Amplia presencia de personalidades

Al acto asistieron numerosas personalidades de la vida social catalana, y durante él, el duque disertó sobre sus recuerdos de infancia en Portugal en aquellos años en los que la familia real española vivía exiliada en Estoril. Tuvo palabras de reconocimiento para el rey de España, se sintió sorprendido por el exceso de importancia que la prensa y la opinión pública españolas dieron en meses pasados a la cacería de elefantes en la que don Juan Carlos tomó parte en Botswana. Católico ferviente y ortodoxo (es gran admirador del papa Benedicto XVI con quien se ha encontrado en numerosas ocasiones), en la tarde marchó al monasterio de monjes cistercienses de Solius, en la provincia de Gerona, donde asistió a misa y fue recibido por los monjes. Ya en la noche, una dama de la sociedad catalana ofreció una cena en su honor en una de las casas históricas, las casas “pairales”, del interior de Gerona, en presencia de, entre otros, los marqueses de Dou, los barones de Vilagayá, la princesa Elisalex de Löwenstein-Wertheim-Rosenberg, y el duque de Santángelo cuya esposa, la archiduquesa Mónica de Austria, no pudo acompañarle por estar preparando en esos días la boda de su sobrino Marc Teran d’Antin (hijo de la archiduquesa Micaela), celebrado dos días después en su castillo de la provincia de Lérida. El viernes por la mañana don Duarte visitó la catedral y el barrio judío de Gerona siendo agasajado con un brunch a base de bacalao en honor a Portugal. Esa misma noche regresó a Lisboa para, tras las vacaciones estivales, prepararse para asistir a las dos grandes bodas previstas para este otoño: la del príncipe Dominik de Löwenstein-Wertheim-Rosenberg con la condesa Olga de Castell-Rüdenhausen, que se celebrará en la localidad portuguesa de Sintra; y el del príncipe heredero Guillermo de Luxemburgo con la condesa Stéphanie de Lannoy que se celebrará en la capital del gran ducado. Dos grandes eventos en la mayor ortodoxia de la realeza europea en los que es de esperar una representación de la familia real española.  

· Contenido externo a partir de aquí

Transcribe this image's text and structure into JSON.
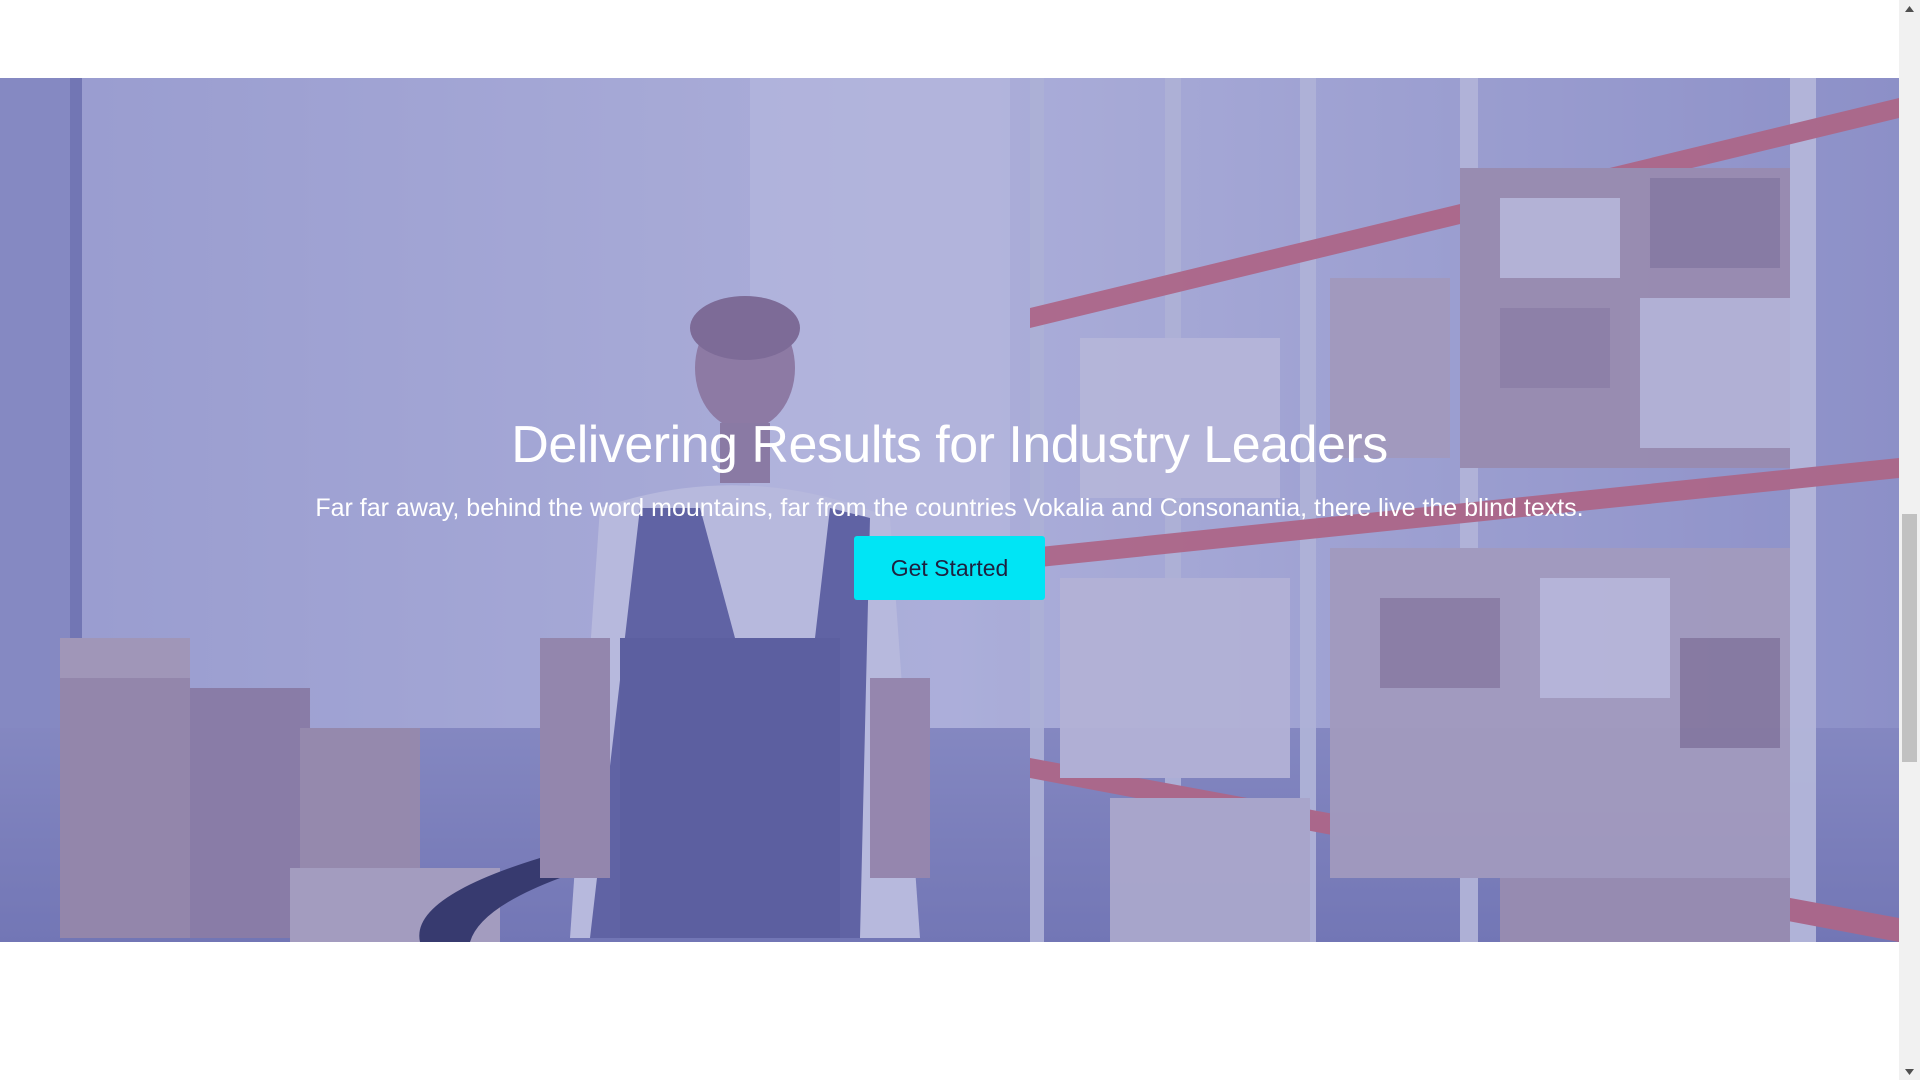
{
  "hero": {
    "title": "Delivering Results for Industry Leaders",
    "subtitle": "Far far away, behind the word mountains, far from the countries Vokalia and Consonantia, there live the blind texts.",
    "cta_label": "Get Started",
    "image": "warehouse-worker-photo",
    "overlay_color": "#5c60b4",
    "button_color": "#00e5f5"
  },
  "scrollbar": {
    "up_icon": "scroll-up-arrow-icon",
    "down_icon": "scroll-down-arrow-icon"
  }
}
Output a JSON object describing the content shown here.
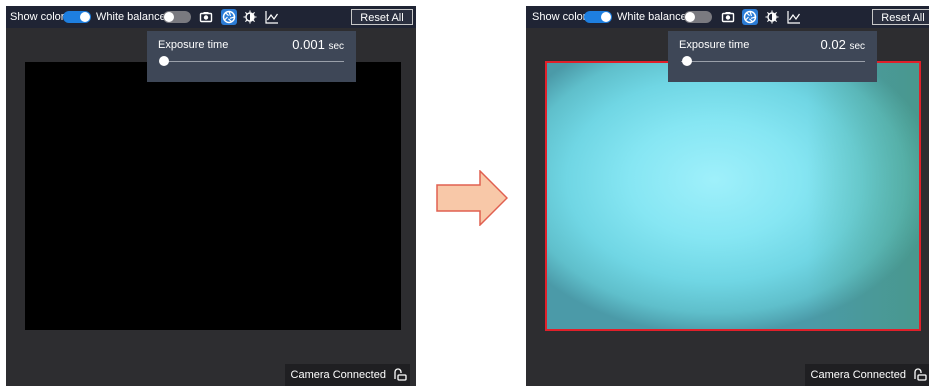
{
  "panels": [
    {
      "toolbar": {
        "show_color_label": "Show color",
        "show_color_on": true,
        "white_balance_label": "White balance",
        "white_balance_on": false,
        "reset_label": "Reset All"
      },
      "exposure": {
        "label": "Exposure time",
        "value": "0.001",
        "unit": "sec",
        "slider_fraction": 0.02
      },
      "view": {
        "fill": "#000000",
        "border": "none"
      },
      "status": {
        "label": "Camera Connected"
      }
    },
    {
      "toolbar": {
        "show_color_label": "Show color",
        "show_color_on": true,
        "white_balance_label": "White balance",
        "white_balance_on": false,
        "reset_label": "Reset All"
      },
      "exposure": {
        "label": "Exposure time",
        "value": "0.02",
        "unit": "sec",
        "slider_fraction": 0.03
      },
      "view": {
        "fill": "cyan-green camera image",
        "border": "#e0202a"
      },
      "status": {
        "label": "Camera Connected"
      }
    }
  ],
  "icons": [
    "camera-icon",
    "aperture-icon",
    "brightness-icon",
    "chart-line-icon",
    "usb-plug-icon",
    "right-arrow-icon"
  ],
  "colors": {
    "toolbar_bg": "#1f2434",
    "panel_bg": "#2d2d30",
    "toggle_on": "#1e7fe0",
    "active_tool": "#2b7cd6",
    "arrow_fill": "#f8c8a8",
    "arrow_stroke": "#e06050",
    "view_border": "#e0202a"
  }
}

En Liechtenstein, su soberano continúa el poder casi absoluto

Entre tanto en días pasados su primo, el príncipe soberano Hans Adam de Liechtenstein, ha ganado el referéndum por el cual algunas facciones políticas de su principado pretendían despojarle de parte de sus amplios poderes gubernativos, y en particular del derecho de veto que tiene sobre las tareas legislativas del parlamento local. Hans Adam se manifestó feliz y satisfecho de haber obtenido un 76% de los votos a favor de conservar unos derechos históricos que le permiten mantener un poder casi absoluto sobre el gobierno de este pequeño principado tradicionalmente conformado en torno a la familia principesca. Fuertemente católico, el príncipe se mostraba dispuestos a ejercer su derecho de veto para impedir que el parlamento aprobase una ley en favor del aborto. Pero algunos hablan de temor entre la población, y hasta de chantaje encubierto, a causa de las afirmaciones del gestor del gobierno del principado, el príncipe heredero Aloys, que en meses pasados declaró abiertamente que de serle retirado el derecho de veto la familia principesca reconsideraría su posición en un país en el que los príncipes y su muy amplia familia detentan también todo el poder económico, tanto a través de la banca como de la industria y la propiedad de la tierra.